Biostatistics Seminar Series

Tuesday, November 27, 2018
3:30 pm - 4:30 pm
11/27/18 - 3:30pm to 11/27/18 - 4:30pm
Add to Calendar
701, Blockley Hall, 423 Guardian Drive, Philadelphia, PA 19104
Title: A new discriminant analysis method for integrative analysis of multi-type dataAbstract: Linear classifiers, such as the linear discriminant analysis (LDA) classifier and versions of it, which maximizes separation between classes while minimizing variation within classes through a few linear combinations of available variables, are popular tools for classification purposes. However, their use is limited to applications where there is one data type available. Owing to advances in data collection technologies, multiple data types (including genomics, metabolomics) are being measured on the same subject with each data type measuring different sets of characteristics but collectively helping to explain underlying complex relationships. When the goal is to simultaneously use these data types for classification purposes, the standard LDA and its current versions suffer.
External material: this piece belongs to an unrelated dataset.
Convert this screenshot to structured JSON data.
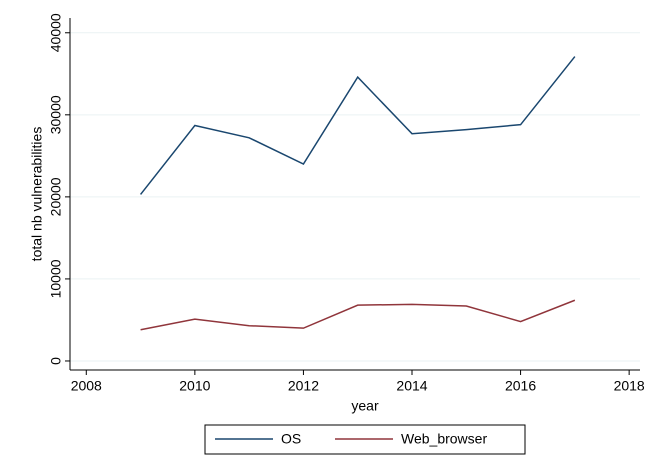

In addition, the estimated linear combinations of the standard LDA usually consist of all original variables, making it difficult to interpret, and to identify important variables. We present a novel linear discriminant analysis method for simultaneous integrative analysis of multiple data types and classification. The method we propose solves an optimization problem that considers the overall association between different data types, and maximum separation of classes within each data type in choosing discriminant vectors that optimally separate subjects into different classes. To screen out irrelevant and redundant variables for easy interpretation, we utilize a coordinate-independent penalty function that is invariant to orthogonal transformation of the LDA basis vectors, targeting the removal of row vectors from the basis matrix. Simulation studies and real-data example, including an application to genomics and metabolomics data for classifying subjects into low-vs high-risk atherosclerosis cardiovascular disease groups, are used to demonstrate the effectiveness and efficiency of the proposed approach.